Demokrasinin olgunlaşmasının, gelişmesinin, ileri standartlara
ulaşmasının belli bir vakit aldığını hep gördüklerini kaydeden
Erdoğan, Mısır’da bir sene bile tahammül edilemediğini belirtti.
Mısır’a bir sene ekonomik ambargo uygulandığını anımsatan Erdoğan,
sadece Türkiye ve Katar’ın Mısır’ın yanında yer aldığını ifade
etti. “Dünya Mısır’a kalk bakalım aya kalkabilirsen” dediğini
belirten Erdoğan, buna IMF’nin de dahil olduğunu sözlerine
ekledi.
Erdoğan, “IMF ‘seçimleri yapın, seçimlerden sonra sizlerle
konuşalım’ dediler ve seçimi dahi yaptırmadılar. Aynı şeyi
Filistin’de yaptılar. Filistin’de de seçimler Hamas başarıyla çıktı
hemen süratle orada da ekonomik ambargoyu uygulamaya başladılar.
Bırakın ekonomik ambargoyu uygulamaya başlamayı hemen parlamento
başkanını içeri aldılar. Bakan Kurulu üyelerinden bazılarını İsrail
içeri aldı ve bunlar hala içeride yatıyorlar. Neredeyse 7-8 yıl
oldu. 30 kadar milletvekiliyle beraber şuanda Hamas’ın o
milletvekilleri içeride yatıyor. Seçimi kazandılar ve Filistin’de
yönetimi onlara vermediler. Bunları belki benim vatandaşlarımın bir
çoğu bilmiyor. Acaba Filistin’de ne oluyor. Gerçekten Filistin’de
demokrasi çalıştırıldı mı, çalıştırılmadı mı? Bize batı sürekli
olarak Hamas’ı bir terör örgütü olarak söyletmenin hep gayreti
içerisine girdi. Ama biz hiçbir zaman Hamas’ı bir terör örgütü
olarak değil tam aksine hakların savunucusu olarak ifade ettik.

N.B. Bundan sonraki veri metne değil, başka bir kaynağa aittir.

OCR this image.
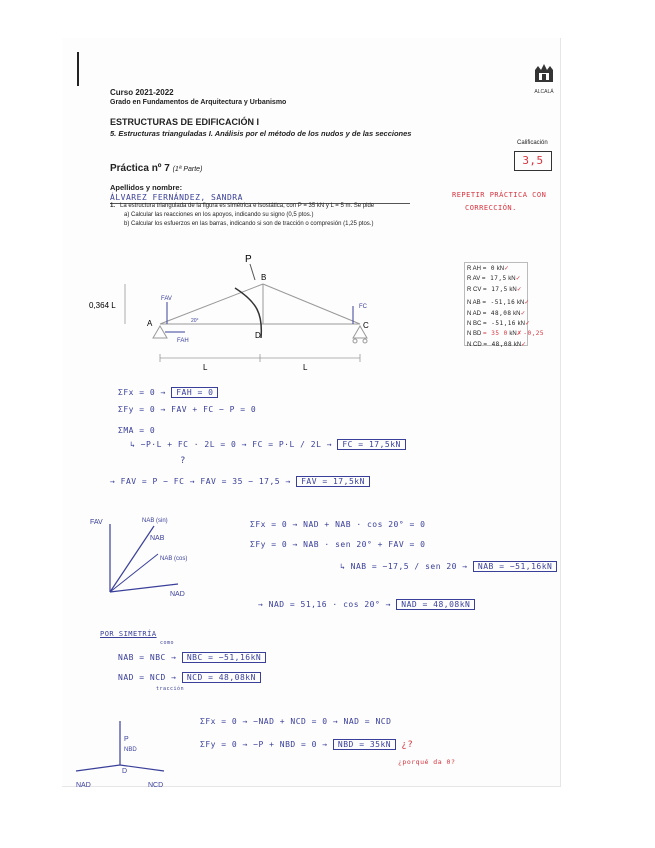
ALCALÁ
Curso 2021-2022
Grado en Fundamentos de Arquitectura y Urbanismo
ESTRUCTURAS DE EDIFICACIÓN I
5. Estructuras trianguladas I. Análisis por el método de los nudos y de las secciones
Calificación
3,5
Práctica nº 7 (1ª Parte)
Apellidos y nombre:
ÁLVAREZ FERNÁNDEZ, SANDRA	REPETIR PRÁCTICA CON
CORRECCIÓN.
1. La estructura triangulada de la figura es simétrica e isostática, con P = 35 kN y L = 5 m. Se pide
a) Calcular las reacciones en los apoyos, indicando su signo (0,5 ptos.)
b) Calcular los esfuerzos en las barras, indicando si son de tracción o compresión (1,25 ptos.)
P
B
A	C
D
0,364 L
L	L
FAV
FAH
FC
20°
R AH = 0 kN✓
R AV = 17,5 kN✓
R CV = 17,5 kN✓
N AB = -51,16 kN✓
N AD = 48,08 kN✓
N BC = -51,16 kN✓
N BD = 35 0 kN✗ -0,25
N CD = 48,08 kN✓
ΣFx = 0 → FAH = 0
ΣFy = 0 → FAV + FC − P = 0
ΣMA = 0
↳ −P·L + FC · 2L = 0 → FC = P·L / 2L → FC = 17,5kN
?
→ FAV = P − FC → FAV = 35 − 17,5 → FAV = 17,5kN
FAV	NAB (sin)
NAB
NAB (cos)
NAD
ΣFx = 0 → NAD + NAB · cos 20° = 0
ΣFy = 0 → NAB · sen 20° + FAV = 0
↳ NAB = −17,5 / sen 20 → NAB = −51,16kN
→ NAD = 51,16 · cos 20° → NAD = 48,08kN
POR SIMETRÍA
como
NAB = NBC → NBC = −51,16kN
NAD = NCD → NCD = 48,08kN
tracción
P
NBD
D
NAD	NCD
ΣFx = 0 → −NAD + NCD = 0 → NAD = NCD
ΣFy = 0 → −P + NBD = 0 → NBD = 35kN ¿?
¿porqué da 0?
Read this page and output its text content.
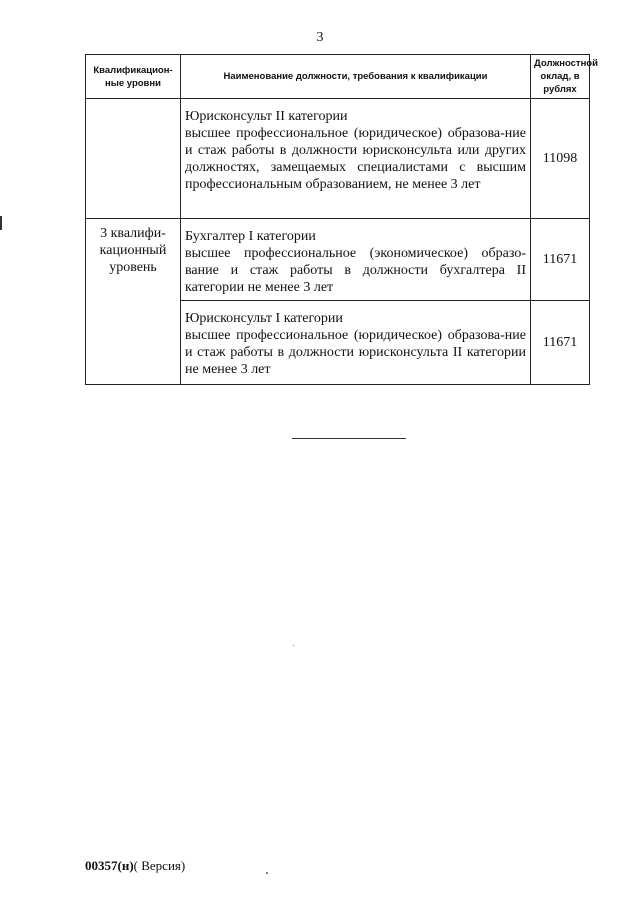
3
Квалификацион-ные уровни	Наименование должности, требования к квалификации	Должностной оклад, в рублях

	Юрисконсульт II категории
высшее профессиональное (юридическое) образова-ние и стаж работы в должности юрисконсульта или других должностях, замещаемых специалистами с высшим профессиональным образованием, не менее 3 лет	11098
3 квалифи-кационный уровень	Бухгалтер I категории
высшее профессиональное (экономическое) образо-вание и стаж работы в должности бухгалтера II категории не менее 3 лет	11671

	Юрисконсульт I категории
высшее профессиональное (юридическое) образова-ние и стаж работы в должности юрисконсульта II категории не менее 3 лет	11671
00357(н)( Версия)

Şuanda da böyle kabul ediyoruz ve öyle inanıyoruz. Eğer
samimiyseniz, eğer güveniyorsanız buyurun seçim sandığı, ‘hayır.’
Hala seçimi Filistin’de yaptırtmıyorlar. Neden; neticeyi görüyorlar
onun için. Bundan dolayı zaman zaman Gazze hep bombalanır. 15
günlük o süreci unutmadık, unutmuyoruz. Oralarda da bin 500 insan
şehit oldu, 5 bin insan yaralandı” dedi.
“ŞUNU UNUTMAYALIM; GÜÇLÜ TÜRKİYE’Yİ KİMSE İSTEMİYOR”
Devamlı olarak İslam dünyası üzerinde bir tezgah çalıştırıldığını
belirten Başbakan Erdoğan, bu tuzakların Türkiye içinde geçerli
olduğunu vurguladı. Güçlü Türkiye’yi kimsenin istemediğinin altını
çizen Erdoğan, konuşmasına şöyle devam etti:
“Biz güçlü olmaya mecburuz. Kendi içimizde birbirimizi sevmeye
mecburuz. Dayanışma halinde olmaya mecburuz. Bunun için biz
tırnaklarımızla kazıyacağız, çalışacağız ve inşallah bu güçlü olan
Türkiye’yi de bu şekilde inşa edeceğiz. Tabi demokrasi tabiatı
gereği ortaya çıkan tüm sorunların yine demokrasi içerisinde
çözülmesiyle gelişir ve olgunlaşır. Aslında demokrasinin kendi
içerisinde aşamayacağı hiçbir sorunda yoktur. Eğer akli selim ile
düşünürsek bunu görmemiz mümkün. Tabi dünyada bugüne kadar yapılan
darbelerde demokrasiyi kurtarmak bir bahanedir. Bir mazeret ve bir
gerekçe olarak gösterilmiştir. İşte bu darbe olayında da ne yazık
ki asker Mısır’da güya demokrasiyi kurtarmak için böyle bir yola
tevessül etmiştir gibi bir bahaneyle karşımıza çıktılar. Batının
her zaman bu iki yüzlülüğünün her zaman bir yansımasıdır. Darbeyi
gerçekleştiren milli iradeyi katletmekle tatmin olmamış ardından
yine dün olduğu gibi milleti katletme girişimlerini
başlatmışlardır. Açıkçası bugün Mısır’da ortaya çıkan manzara ne
yazık ki otoriter ve baskıcı rejim günlerini dahi aratan bir
ihtivaya bürünmüştür.”
“TAHRİR MEYDANI’NDA TOPLANAN BİR AVUÇ İNSAN BAHANE EDİLEREK DARBE
YAPILMIŞTIR”
Bütün tahriklere, bütün kışkırtmalara, bütün baskılara rağmen
Mısır’da darbeye karşı haklı tepki sergileyenlerin asla şiddete
başvurmadığını dile getiren Erdoğan, darbeye karşı direnenlerin
silah kullanmadığını, bütün bu olaylar karşısında sadece ölüm
anında bile zafer işaretleri yaptığını, şehadet parmaklarıyla
sürekli olarak o anı gözlemlediklerini kaydetti.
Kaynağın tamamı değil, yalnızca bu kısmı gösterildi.